Il ne faut pas se fier aux apparences. Ceci est une vérité bien connue, mais pas toujours mise en pratique. Au Tibet comme ailleurs. Pourtant, le Bouddha a maintes fois mis en garde contre le caractère éminemment subjectif de nos perceptions, filtrées et modelées qu'elles sont par nos karmas et nos facteurs perturbateurs. En voici une illustration historique.
Nous sommes à la fin du XVIIIème siècle. Ce jour-là, arrive au monastère de Ganden un jeune moine en provenance de son Khams natal. Faisant fi des dangers du long périple harassant, il a franchi cols et rivières car il souhaite instamment intégrer la communauté établie par le second Bouddha – Jé Rinpoché, insigne émanation de Manjushri et de la sagesse supérieure.
Gén Jangchub Chöpel (1756-1838) se sent un peu perdu dans le dédale de ruelles de la grande cité monastique. Il demande son chemin une fois, deux fois. Il se réjouit à l'idée de bientôt étudier au collège de Jangtsé ("Sommet du Nord") qui se réclame de Gyältsab Jé, le premier successeur de Je Rinpoché. Vu sa région d'origine, il n'a de toute façon guère le choix : il relève de l'unité régionale Serkong Khamtsän. Il va y retrouver des gars du pays et même quelques vagues cousins qui pourront guider ses premiers pas à Ganden, lui expliquer la règle et lui donner des conseils pour qu'il s'adresse à un bon professeur de philosophie.
Le voilà enfin à la porte de Serkong Khamtsän après bien des tours et des détours. Fatigué et surtout ému, intimidé aussi, il présente sa requête au Chef de l'unité, appelé Gégén ("professeur"). Et le ciel lui tombe sur la tête ! Il ne s'attendait pas à être accueilli avec le tapis rouge et les honneurs, mais il n'aurait jamais imaginé qu'une telle réception soit possible. Le gégén, un malabar habillé avec soin, le toise avec dédain et …refuse sa candidature. "Je vous en prie, ne me chassez pas. Je suis venu de si loin car je désire plus que tout devenir moine de Ganden.", insiste le malheureux voyageur éconduit. "C'est comme ça ! Je n'ai pas à justifier mes décisions. Maintenant, file. J'ai à faire. – Au moins, veuillez me délivrer un document m'autorisant à me présenter dans une autre unité. S'il vous plaît !"

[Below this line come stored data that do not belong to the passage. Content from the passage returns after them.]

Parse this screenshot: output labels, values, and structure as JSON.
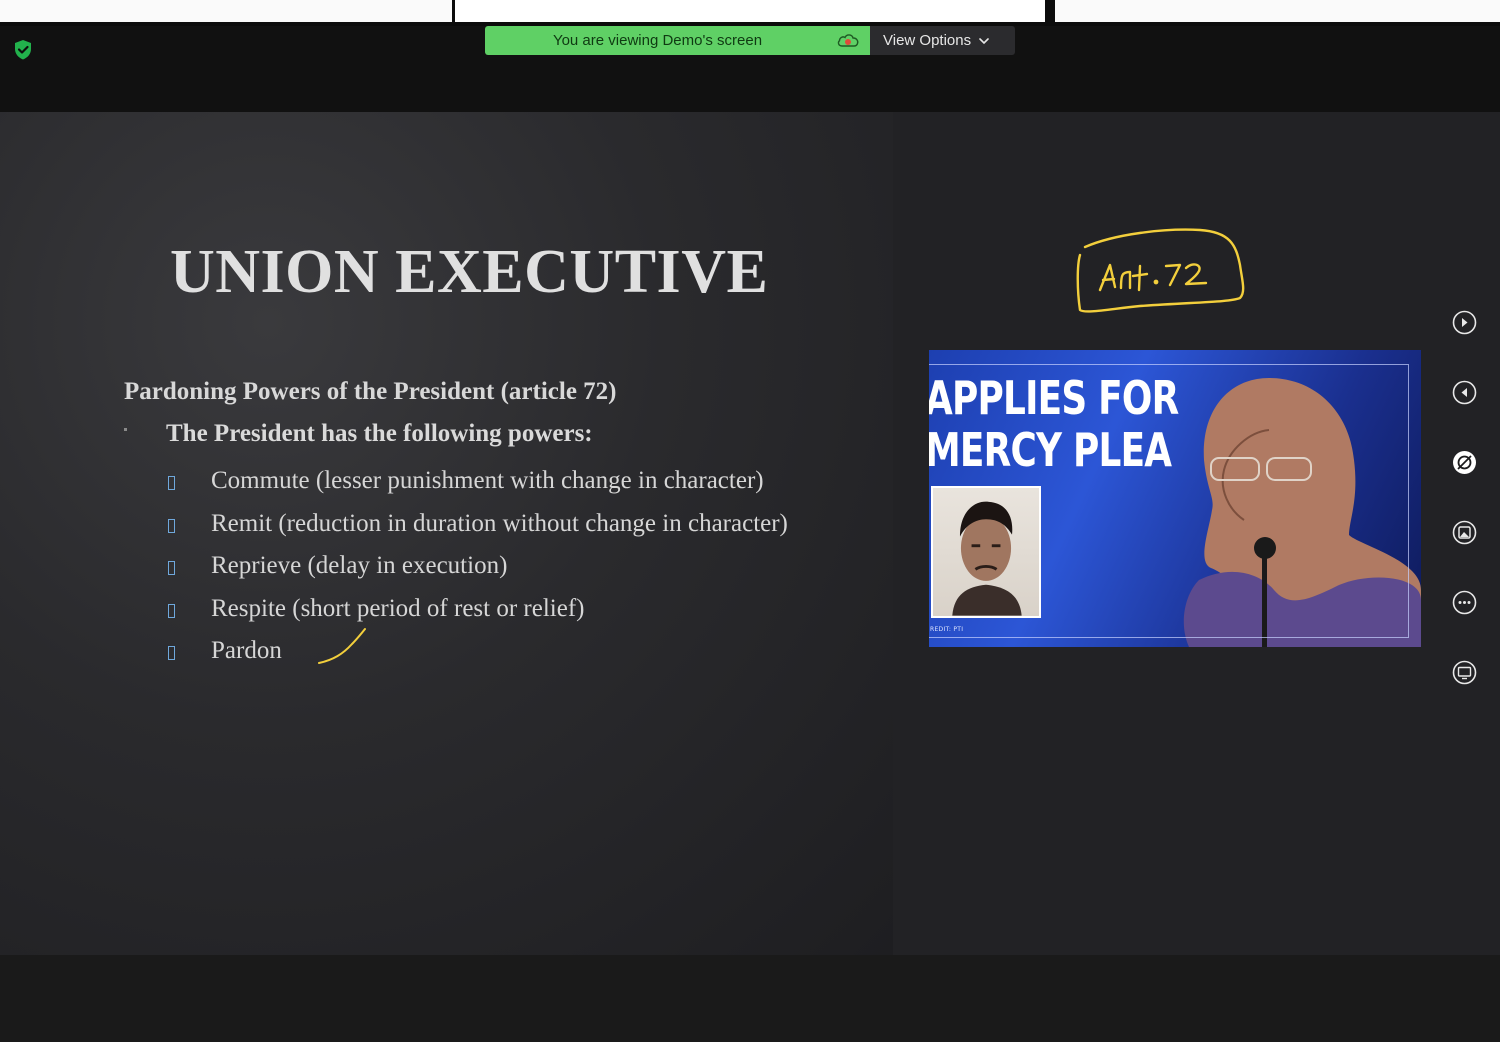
{
  "topbar": {
    "sharing_notice": "You are viewing Demo's screen",
    "view_options_label": "View Options"
  },
  "slide": {
    "title": "UNION EXECUTIVE",
    "subheading": "Pardoning Powers of the President (article 72)",
    "lead": "The President has the following powers:",
    "bullets": [
      "Commute (lesser punishment with change in character)",
      "Remit (reduction in duration without change in character)",
      "Reprieve (delay in execution)",
      "Respite (short period of rest or relief)",
      "Pardon"
    ]
  },
  "annotation": {
    "handwritten_note": "Art.72",
    "ink_color": "#f3cf3c"
  },
  "news_image": {
    "headline_line1": "APPLIES FOR",
    "headline_line2": "MERCY PLEA",
    "credit": "REDIT: PTI"
  },
  "tools": [
    {
      "icon": "play-next-icon"
    },
    {
      "icon": "play-previous-icon"
    },
    {
      "icon": "annotate-off-icon"
    },
    {
      "icon": "picture-icon"
    },
    {
      "icon": "more-icon"
    },
    {
      "icon": "screen-share-icon"
    }
  ],
  "colors": {
    "sharing_banner": "#5fd065",
    "bullet_marker": "#6fa8dc"
  }
}
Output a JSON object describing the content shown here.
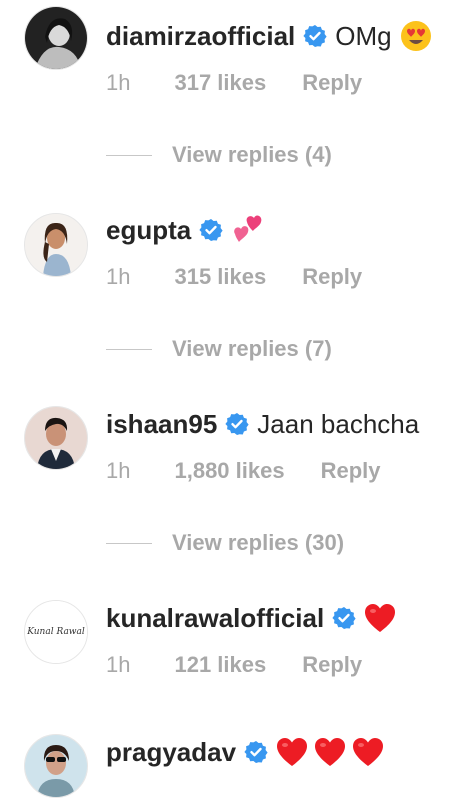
{
  "comments": [
    {
      "username": "diamirzaofficial",
      "text": "OMg",
      "emoji": "heart-eyes-face",
      "time": "1h",
      "likes": "317 likes",
      "reply": "Reply",
      "view_replies": "View replies (4)"
    },
    {
      "username": "egupta",
      "text": "",
      "emoji": "two-hearts",
      "time": "1h",
      "likes": "315 likes",
      "reply": "Reply",
      "view_replies": "View replies (7)"
    },
    {
      "username": "ishaan95",
      "text": "Jaan bachcha",
      "time": "1h",
      "likes": "1,880 likes",
      "reply": "Reply",
      "view_replies": "View replies (30)"
    },
    {
      "username": "kunalrawalofficial",
      "text": "",
      "emoji": "red-heart",
      "avatar_logo": "Kunal Rawal",
      "time": "1h",
      "likes": "121 likes",
      "reply": "Reply"
    },
    {
      "username": "pragyadav",
      "text": "",
      "emoji": "red-heart x3"
    }
  ],
  "colors": {
    "text": "#262626",
    "meta": "#a8a8a8",
    "verified": "#3897f0",
    "heart": "#ed1c24"
  }
}
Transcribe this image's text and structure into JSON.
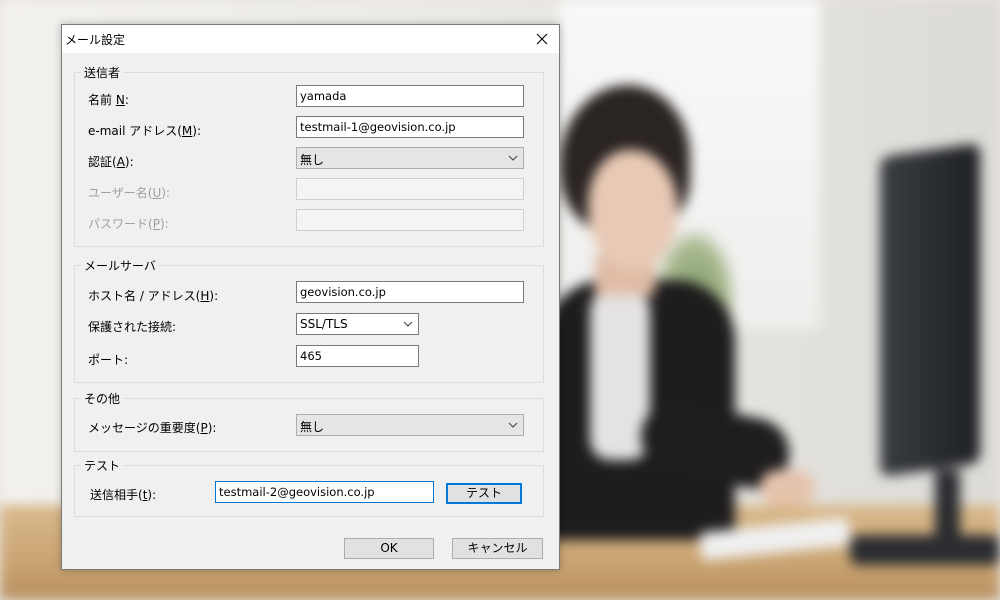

Pour se débarrasser de l'importun, le gégén ne se donne pas la peine d'écrire une lettre mais … appose l'empreinte de son pouce sur une boulette de tsampa (farine d'orge grillée) qu'il confectionne hâtivement et jette au quémandeur, qui, déconfit, n'a plus qu'à tourner les talons.
Heureusement, au collège de Shartsé ("Sommet de l'Est"), le Chef de Dokhang Khamtsän se montre moins difficile et c'est donc là que Gén Jangchub Chöpel entame la formation qui va le conduire au trône abbatial de Ganden quelques décennies plus tard. Il sera en effet le 69ème Ganden Tripa, chef suprême de l'école gélugpa.
Considéré comme la réincarnation du 8ème Ganden Tripa, Tri Mönlam Pälwa (1414-1491), Tri Jangchub Chöpel est le premier de sa lignée à porter le nom de "Trijang", contraction de "tri" (khri / trône) et de "jang" (byang/purifié), la première syllabe de son nom – Jangchub (qui signifie "éveil"). Le deuxième Trijang Rinpoche, Tri Losang Tsultrim Päldèn, sera derechef Ganden Tripa - le 85ème -, et le troisième, Losang Yéshé (1901-1981) servira d'assistant puis de Tuteur au 14ème Dalaï lama.
Comment comprendre l'attitude du gégén de Serkong Khamtsän qui évinça sans ménagement le jeune Khampa ? C'est que Gén Jangchub Chöpel était petit et malingre. Non seulement il était chétif et, paraît-il, pas très beau, mais en plus il était mal attifé! Il faut dire qu'il était très pauvre. Sur le plan matériel, j'entends. Car pour le reste, il était d'une indicible richesse intérieure. Mais ça, cela ne saute pas aux yeux.